千秋「途中電車止まっちゃうんだもんなぁ…ヤバい。イベント終わっ
ちゃうかもしんないじゃん」
千秋のスマホが鳴る。
千秋「もう、誰だよ」
電話に出る千秋。
千秋「もしもし…」
電話の声に立ち止まる千秋。
千秋「…」
千秋の後姿。
〇コスプレイベント会場・入口
着替えを終えた紘や宗介達が出てくる
宗介「結局千秋、来なかったなあ」
琉華「店はもう出たって言ってたんだろ?」
宗介「うん、亮さんはそう言ってたけど」
紘「まぁ、何か、急用があったかもしれないじゃん。別に今日だけがイ
ベントじゃないし今度は七ちゃんも来てもらって全員でさ見に来てほ
しい訳よ」
なつき「ねぇ、あれ…」
なつきの視線の先に千秋が走ってくる。
千秋「ごめん…遅くなっちゃって」
宗介「何してたんだよ。
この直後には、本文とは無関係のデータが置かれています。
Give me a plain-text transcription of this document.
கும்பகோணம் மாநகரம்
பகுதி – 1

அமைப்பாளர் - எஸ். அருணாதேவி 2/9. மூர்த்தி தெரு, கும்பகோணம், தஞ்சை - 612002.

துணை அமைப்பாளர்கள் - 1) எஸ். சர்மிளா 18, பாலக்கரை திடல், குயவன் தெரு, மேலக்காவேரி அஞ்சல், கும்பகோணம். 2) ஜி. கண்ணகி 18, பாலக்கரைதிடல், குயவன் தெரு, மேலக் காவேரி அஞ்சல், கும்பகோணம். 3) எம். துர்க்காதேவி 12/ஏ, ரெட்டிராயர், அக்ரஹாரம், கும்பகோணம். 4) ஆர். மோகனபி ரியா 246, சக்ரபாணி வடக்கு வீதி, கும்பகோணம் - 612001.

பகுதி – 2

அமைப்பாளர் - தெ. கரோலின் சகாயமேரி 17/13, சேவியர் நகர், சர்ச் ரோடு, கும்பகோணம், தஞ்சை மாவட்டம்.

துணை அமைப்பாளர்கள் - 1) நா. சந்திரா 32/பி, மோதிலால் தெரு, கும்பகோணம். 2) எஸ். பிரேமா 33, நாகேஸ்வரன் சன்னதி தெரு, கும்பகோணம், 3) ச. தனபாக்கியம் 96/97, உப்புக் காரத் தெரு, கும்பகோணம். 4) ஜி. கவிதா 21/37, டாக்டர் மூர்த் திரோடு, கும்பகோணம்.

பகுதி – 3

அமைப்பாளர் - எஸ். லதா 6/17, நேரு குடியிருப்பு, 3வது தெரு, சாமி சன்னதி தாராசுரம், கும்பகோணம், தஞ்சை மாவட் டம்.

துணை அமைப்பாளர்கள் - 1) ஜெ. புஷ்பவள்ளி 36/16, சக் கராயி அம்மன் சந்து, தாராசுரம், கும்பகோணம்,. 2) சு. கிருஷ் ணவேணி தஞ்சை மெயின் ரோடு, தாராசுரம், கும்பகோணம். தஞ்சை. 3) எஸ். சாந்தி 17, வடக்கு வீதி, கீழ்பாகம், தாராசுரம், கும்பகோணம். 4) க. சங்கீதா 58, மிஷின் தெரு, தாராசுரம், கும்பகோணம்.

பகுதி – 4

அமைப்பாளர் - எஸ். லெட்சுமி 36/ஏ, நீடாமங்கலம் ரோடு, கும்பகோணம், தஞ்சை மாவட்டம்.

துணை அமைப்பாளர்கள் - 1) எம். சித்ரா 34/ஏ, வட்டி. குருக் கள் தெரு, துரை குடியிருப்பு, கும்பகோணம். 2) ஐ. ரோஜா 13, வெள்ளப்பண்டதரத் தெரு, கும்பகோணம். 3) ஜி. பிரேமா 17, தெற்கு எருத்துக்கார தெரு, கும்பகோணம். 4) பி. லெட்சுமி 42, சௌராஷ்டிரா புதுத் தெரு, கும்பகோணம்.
店電話しても、もう出ちゃったて言うしさあ」
千秋「電車が途中で止まっちゃって」
宗介「え?マジ?」
千秋「電車がら下りた時今度気分が悪くなっちゃって」
宗介「おい、マジで大丈夫か?」
なつき「確かにちょっとちーちゃん顔色悪い…」
千秋「ちょっと休ませてもらったから大丈夫…なんだけど紘、間に合
わなくてごめん!」
紘「ちーちゃん、気にしなくっていいって。でも、本当に大丈夫?」
千秋「うん」
琉華「じゃあ、飯でも食って帰るか?千秋の奢りで」
千秋「えぇ…まぁ、いいよ」
琉華「いぇーい」
千秋「牛丼でいい?」
宗介「牛丼かよ(笑う)」
笑いながら帰って行く宗介達の後姿。
千秋M「ごめん…体調が悪くなったって…嘘ついて…」
〇シェアハウス・玄関・前(夜)
宗介達が帰ってくる。
宗介が門扉を開けると、玄関の前に七緒が座り込んでいる。
宗介「わっ…!」
千秋「え?どしたの?」
宗介「誰?」
ゆっくりと顔を上げる七緒。
千秋「七ちゃん」
紘「え?」
なつき「七ちゃん帰って来たの?」
琉華「ってか、何で家に入ってねぇんだよ?」
七緒「実は…修行に行く時、鍵を持って行くのを忘れまして…」
宗介「んで、ずっとここに居たの?」
七緒「はい」
宗介「はいって…ってか誰かに電話すればよかったじゃん」
七緒「実は、スマホも…忘れておりました」
溜息を付く宗介達。
千秋「もう、家に入ろう」
鍵を開けドアを開ける千秋。
〇同・同・中(夜)
宗介達が入ってくる。
なつき「七ちゃんにもイベント見に来てもらいたかったなあ紘カ
ッコ良かったんだよ!」
琉華「ギャラリーも結構居たもんな」
七緒「やはりそうでしたか。私の占い通り」
宗介「え?」
七緒「修行の成果なのか色々と見えてきだして。だから今日の紘
君のコスプレイベントも成功するというのが見えてました」
紘「そうだったのかぁ。だったら教えてくれたらよかったのに…
ってかスマホ持ってなかったんだよな」
七緒「すみません…(立ち上がり)でも、私、七緒は恐山で修業
を経て復活したのであります!」
片手で拳を振り上げた瞬間、もう方片の手に乗せていた水
晶玉が滑り落ち床に落下し割れてしまう。
宗介「あっ!」
千秋「あっ!」
紘「あぁ!」
なつき「えぇっ!」
琉華「あぁあっ!」
七緒「あ…復活してなかったみたいです…」
第四週「灰色に包まれた恋」へ続く。